“Draw near to God and he will draw near to you.” James 4:8 (NASV)
Four years ago I encountered a season of grief and anger. I had a miscarriage and became very angry with God. “Why me? Why did you do this to me?” I asked God all sorts of questions and as a result I started to turn away from him because I was hurting and felt that he wronged me. Weeks later I returned to work as a Therapist helping other people but no one was helping me. During the day I held my head high, shoulders back, and walked with poise. On the inside I was exploding. I would weep in the shower and quietly cry at night. Many people said, “You’re young; you can try again.” Little did they know-those were the wrong words to say. The message to my soul was so insensitive and never comforting.
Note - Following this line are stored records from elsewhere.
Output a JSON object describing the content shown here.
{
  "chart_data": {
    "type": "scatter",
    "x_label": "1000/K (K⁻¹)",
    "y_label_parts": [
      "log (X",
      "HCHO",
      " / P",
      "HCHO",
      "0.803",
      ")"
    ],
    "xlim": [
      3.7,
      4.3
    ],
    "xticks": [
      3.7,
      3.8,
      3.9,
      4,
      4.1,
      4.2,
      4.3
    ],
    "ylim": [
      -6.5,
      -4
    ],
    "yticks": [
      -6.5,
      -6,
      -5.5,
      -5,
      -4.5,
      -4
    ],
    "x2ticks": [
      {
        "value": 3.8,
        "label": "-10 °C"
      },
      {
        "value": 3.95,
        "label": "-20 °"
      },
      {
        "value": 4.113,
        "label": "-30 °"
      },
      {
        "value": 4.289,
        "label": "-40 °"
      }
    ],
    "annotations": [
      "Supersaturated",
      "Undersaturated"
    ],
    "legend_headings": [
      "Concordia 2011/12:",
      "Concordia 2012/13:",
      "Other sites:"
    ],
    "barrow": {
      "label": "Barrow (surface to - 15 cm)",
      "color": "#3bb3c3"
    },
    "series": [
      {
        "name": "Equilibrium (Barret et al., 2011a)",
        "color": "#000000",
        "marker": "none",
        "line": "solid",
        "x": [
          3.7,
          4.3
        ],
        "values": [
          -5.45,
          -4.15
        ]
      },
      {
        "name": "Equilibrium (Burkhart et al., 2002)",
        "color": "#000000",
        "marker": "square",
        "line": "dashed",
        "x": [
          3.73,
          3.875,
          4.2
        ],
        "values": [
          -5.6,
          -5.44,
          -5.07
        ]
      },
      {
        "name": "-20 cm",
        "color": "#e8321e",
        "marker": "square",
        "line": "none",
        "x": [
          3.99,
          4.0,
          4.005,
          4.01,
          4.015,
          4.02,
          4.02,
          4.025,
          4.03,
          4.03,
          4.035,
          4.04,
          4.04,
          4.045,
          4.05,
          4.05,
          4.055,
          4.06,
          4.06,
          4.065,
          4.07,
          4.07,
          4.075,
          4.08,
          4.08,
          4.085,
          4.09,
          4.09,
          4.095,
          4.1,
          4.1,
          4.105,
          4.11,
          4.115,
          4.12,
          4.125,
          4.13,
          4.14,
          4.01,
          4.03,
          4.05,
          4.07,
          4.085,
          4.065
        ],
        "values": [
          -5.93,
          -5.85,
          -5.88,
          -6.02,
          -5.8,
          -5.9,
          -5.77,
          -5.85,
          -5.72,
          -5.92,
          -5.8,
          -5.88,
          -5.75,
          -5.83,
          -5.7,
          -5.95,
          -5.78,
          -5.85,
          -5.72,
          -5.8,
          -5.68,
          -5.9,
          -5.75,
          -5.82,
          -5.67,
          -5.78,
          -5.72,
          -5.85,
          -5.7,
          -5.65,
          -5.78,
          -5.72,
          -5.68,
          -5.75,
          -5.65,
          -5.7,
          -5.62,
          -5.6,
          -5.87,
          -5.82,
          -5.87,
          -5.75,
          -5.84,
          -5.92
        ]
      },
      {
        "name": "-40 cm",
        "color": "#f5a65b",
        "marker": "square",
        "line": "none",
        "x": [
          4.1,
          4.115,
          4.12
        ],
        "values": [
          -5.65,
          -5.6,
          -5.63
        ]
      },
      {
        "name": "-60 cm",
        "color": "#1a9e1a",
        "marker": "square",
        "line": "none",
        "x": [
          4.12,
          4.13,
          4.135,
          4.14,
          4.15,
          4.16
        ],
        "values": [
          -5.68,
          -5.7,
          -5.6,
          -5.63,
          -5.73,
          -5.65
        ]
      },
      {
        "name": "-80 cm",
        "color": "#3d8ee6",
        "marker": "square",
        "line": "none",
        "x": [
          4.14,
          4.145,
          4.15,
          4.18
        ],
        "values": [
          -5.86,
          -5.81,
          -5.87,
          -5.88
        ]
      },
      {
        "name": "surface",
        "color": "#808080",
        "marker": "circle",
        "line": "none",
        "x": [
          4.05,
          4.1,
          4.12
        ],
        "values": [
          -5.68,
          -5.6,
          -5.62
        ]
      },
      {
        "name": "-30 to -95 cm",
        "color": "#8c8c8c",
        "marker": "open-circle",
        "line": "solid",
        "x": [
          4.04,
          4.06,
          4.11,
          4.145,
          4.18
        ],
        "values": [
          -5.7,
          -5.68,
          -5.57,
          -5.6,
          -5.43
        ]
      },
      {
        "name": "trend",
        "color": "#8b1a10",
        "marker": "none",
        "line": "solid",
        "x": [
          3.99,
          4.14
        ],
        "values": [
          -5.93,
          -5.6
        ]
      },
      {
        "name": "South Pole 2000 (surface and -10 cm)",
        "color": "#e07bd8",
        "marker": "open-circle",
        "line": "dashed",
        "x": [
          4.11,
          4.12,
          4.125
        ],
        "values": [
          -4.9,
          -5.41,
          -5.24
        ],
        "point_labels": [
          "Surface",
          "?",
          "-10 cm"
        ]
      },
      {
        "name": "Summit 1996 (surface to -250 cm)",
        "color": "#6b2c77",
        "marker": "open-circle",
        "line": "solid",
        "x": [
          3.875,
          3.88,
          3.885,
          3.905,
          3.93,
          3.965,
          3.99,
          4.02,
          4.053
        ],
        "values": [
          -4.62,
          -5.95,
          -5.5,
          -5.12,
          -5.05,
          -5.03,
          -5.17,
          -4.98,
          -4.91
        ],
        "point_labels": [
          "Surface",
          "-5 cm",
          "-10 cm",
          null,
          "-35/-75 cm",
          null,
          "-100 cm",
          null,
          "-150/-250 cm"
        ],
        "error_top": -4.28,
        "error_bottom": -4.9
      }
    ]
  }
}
BUT there was a break through! My anger humbly resurrected in the midst of my tears during Sunday School. I shared my “why me” question with my class. Immediately I was reminded that God loves me and he feels my pain. There were hands touching me, arms embracing me, and tears shed with me. I heard prayers whispered to God for me. I felt peaceful. At that moment I realized that I could not turn away from God any longer because I needed his peace to rest on me. In any situation, I have to be close to him to feel comforted, strengthened, and loved. Are your arms empty as a result of a miscarriage, stillbirth, early infant death, or tubal pregnancy? If so, choose to draw near to something greater than yourself for the comfort and peace you deserve.
Have a sweet day,
Shaneka
Shaneka thank you for sharing such a powerful testimony. Through your grief and pain God has set before you your purpose, your assignment. I experienced so many mix emotions after losing our baby that I know now that talking to someone what have been a tremendous help. I pray that good continues to bless you, your family and your business.